The newsroom is simply too big for what is now effectively a digital newspaper and it’s no surprise it has lost money for nine years running.

The New York Times also needs to address this issue. Its newsroom stands at around 1,150 people.

As a former newspaper reporter, I applaud such levels of commitment and investment in quality journalism, but the giant elephant in the room here again is BuzzFeed. The site has grown at an incredible rate and recently overtook the New York Times in terms of audience share.

But it achieved such growth with just 150 staff journalists. Building on it success, the site has announced plans to move into more serious reporting, while continuing to host insanely popular videos like the “no no no” cat.

It recently appointed its first correspondent in Syria, has unveiled plans for a new investigative unit, set up a London operation and there’s talk of a new bureau in Singapore.

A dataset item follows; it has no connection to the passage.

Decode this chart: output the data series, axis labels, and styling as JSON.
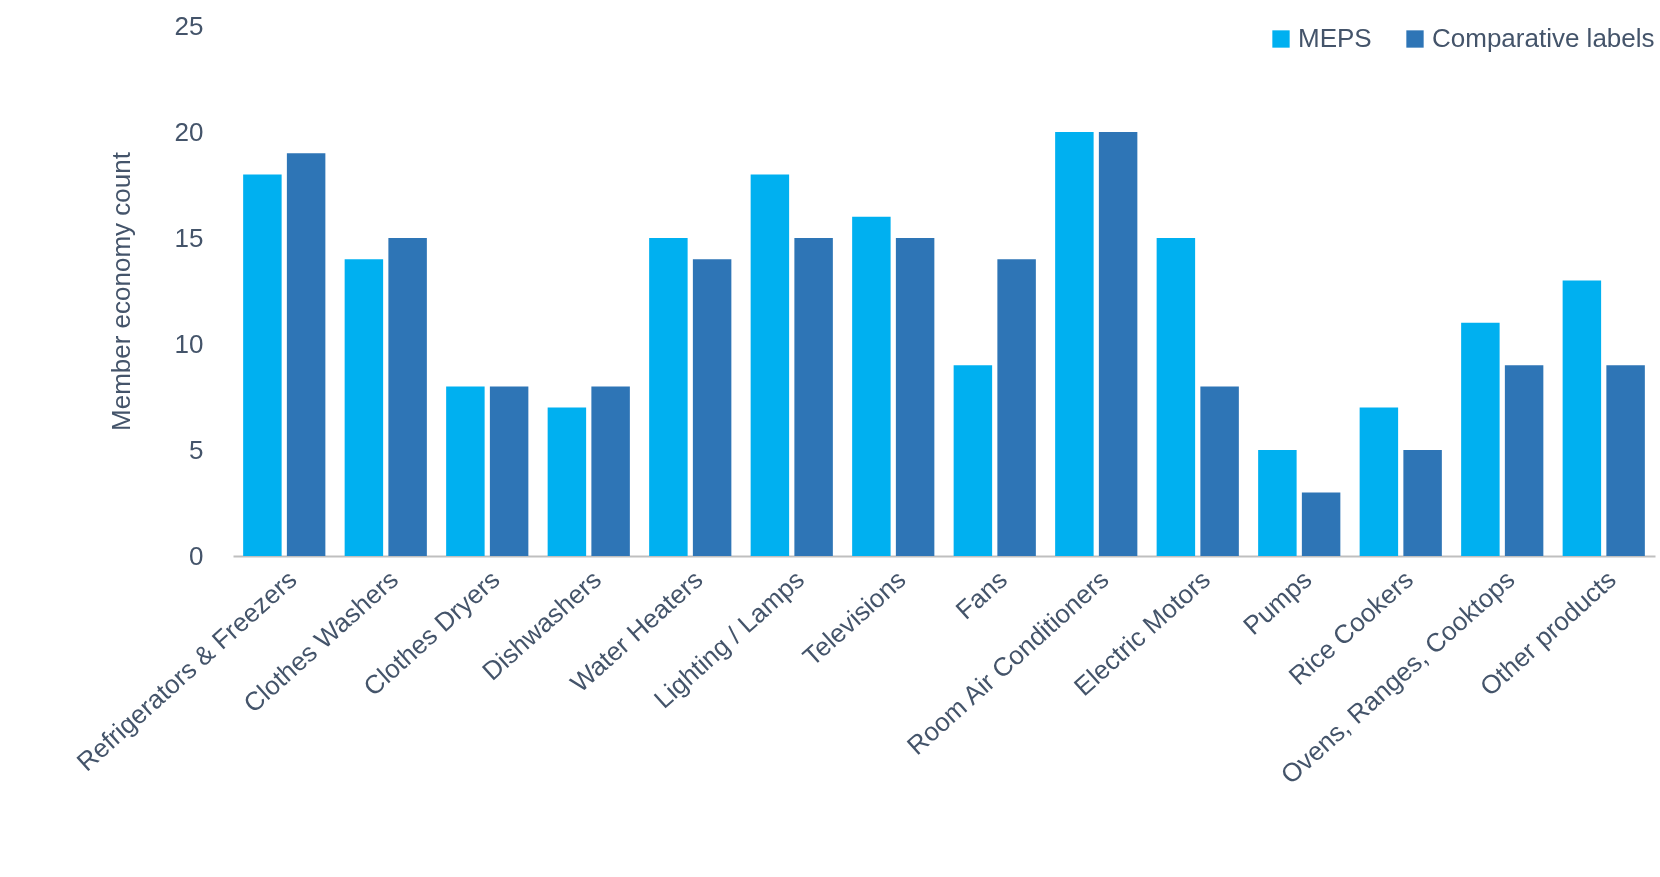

As my own company, Ogilvy Public Relations in Singapore, prepares to stage a debate next month on these very issues, featuring some of the leading voices in the industry, we must consider carefully these dramatic changes, maybe even plotting out the next move in a series of our own ‘innovation’ reports.

The newspaper business has changed faster and further than anyone could have possibly predicted, but now all of us in PR and marketing must address the question of how we use the growth of digital media to gain greater coverage and exposure for our clients and campaigns.

Paul Gilfeather is the head of content at Ogilvy Public Relations, Singapore. He was formerly principal correspondent for MediaCorp’s TODAY newspaper. He has also worked as political editor at the Sunday Mirror in the UK, political correspondent at The Sun, and a journalist at the News of the World.